Interest Rate and Flexibility
The benefits of prepayment are most advantageous when the current EMI is not causing any difficulty and the borrower is still at a relatively young age. Here’s why:
If you can easily afford the current EMI and have a good loan term ahead, you might consider reducing the EMI and extending the tenure. The difference can be invested in a monthly RD (Recurring Deposit) account, providing further liquidity. This accumulated amount can be used later, especially if there is an upward revision in the EMI. The funds can help in paying off part of the loan, keeping your scheduled repayment intact. Alternatively, if the borrower’s age is not favorable, it is better to reduce the loan tenure. This approach allows the borrower to get accustomed to a certain repayment framework and ensures that the regular EMIs are covered.Interest and Returns
When making a prepayment, the bank adjusts the remaining interest charges. For instance, if part of the loan is prepaid, the interest is recalculated for the remaining portion.
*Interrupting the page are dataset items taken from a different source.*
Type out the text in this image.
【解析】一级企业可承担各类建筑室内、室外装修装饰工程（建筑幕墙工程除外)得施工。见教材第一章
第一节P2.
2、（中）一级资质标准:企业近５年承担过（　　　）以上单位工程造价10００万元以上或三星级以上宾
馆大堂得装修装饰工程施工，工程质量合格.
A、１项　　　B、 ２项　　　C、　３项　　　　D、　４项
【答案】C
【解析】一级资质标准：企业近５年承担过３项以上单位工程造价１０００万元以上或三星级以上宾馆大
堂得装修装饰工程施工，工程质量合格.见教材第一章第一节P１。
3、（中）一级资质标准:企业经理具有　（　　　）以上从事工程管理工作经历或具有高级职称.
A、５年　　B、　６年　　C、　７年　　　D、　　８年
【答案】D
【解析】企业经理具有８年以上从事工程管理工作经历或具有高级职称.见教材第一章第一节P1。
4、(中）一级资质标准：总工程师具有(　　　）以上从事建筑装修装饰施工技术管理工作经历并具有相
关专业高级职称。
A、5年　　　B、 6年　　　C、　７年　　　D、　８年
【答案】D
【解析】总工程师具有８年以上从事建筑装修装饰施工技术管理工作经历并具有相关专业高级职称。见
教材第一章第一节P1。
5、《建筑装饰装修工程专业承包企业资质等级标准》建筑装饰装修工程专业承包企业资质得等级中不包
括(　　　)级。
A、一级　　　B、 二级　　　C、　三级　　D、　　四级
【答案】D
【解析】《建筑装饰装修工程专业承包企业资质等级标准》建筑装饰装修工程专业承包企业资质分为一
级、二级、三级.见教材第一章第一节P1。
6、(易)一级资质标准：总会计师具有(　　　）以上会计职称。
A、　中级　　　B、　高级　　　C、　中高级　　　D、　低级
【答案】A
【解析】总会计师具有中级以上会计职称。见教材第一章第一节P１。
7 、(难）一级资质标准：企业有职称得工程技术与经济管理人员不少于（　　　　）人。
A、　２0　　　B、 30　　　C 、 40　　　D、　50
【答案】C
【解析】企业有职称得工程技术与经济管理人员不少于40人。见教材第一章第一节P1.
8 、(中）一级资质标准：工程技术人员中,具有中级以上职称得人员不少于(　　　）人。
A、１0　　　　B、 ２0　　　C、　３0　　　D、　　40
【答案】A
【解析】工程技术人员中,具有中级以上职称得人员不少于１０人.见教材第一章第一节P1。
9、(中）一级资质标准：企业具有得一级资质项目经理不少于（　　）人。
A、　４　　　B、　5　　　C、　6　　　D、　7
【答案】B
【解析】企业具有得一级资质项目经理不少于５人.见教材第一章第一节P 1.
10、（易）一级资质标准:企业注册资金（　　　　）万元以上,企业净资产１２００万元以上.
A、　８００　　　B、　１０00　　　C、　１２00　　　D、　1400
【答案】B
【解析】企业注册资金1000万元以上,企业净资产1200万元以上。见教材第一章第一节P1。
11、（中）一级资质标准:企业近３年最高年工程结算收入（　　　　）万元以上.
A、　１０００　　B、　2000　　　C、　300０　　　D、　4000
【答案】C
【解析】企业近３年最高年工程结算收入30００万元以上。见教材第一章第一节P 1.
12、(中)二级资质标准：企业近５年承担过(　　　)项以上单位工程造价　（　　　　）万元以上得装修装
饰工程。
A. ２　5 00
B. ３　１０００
If the funds are parked in a fixed deposit account, the interest earned will be at a slightly lower rate (around 6.5%) compared to the loan interest (around 9%). This difference is minimal if the borrower is not in the tax bracket for income tax.
Impact of Payment Date
The EMI is calculated with specific assumptions, and the actual payment date can impact the number of EMIs paid. For instance:
If the stipulated payment date is the 15th of every month but the payment is made on the 5th, the borrower might pay 118 EMIs instead of the scheduled 120 within a year. Conversely, if the payment is made on the 25th, it might end up as 122 EMIs. These variations can occur due to the monthly calculation vs. daily calculation of interest, and the impact of a leap year, where an additional day affects the interest.Final Considerations
Once the prepayment is remitted, it cannot be taken back. Thus, careful planning is crucial before making any prepayment. It is also vital to consider the cost and benefits, including interest savings and liquidity.
For detailed planning and to ensure that the prepayment is handled correctly, it is advisable to consult with a financial advisor or the bank servicing the loan.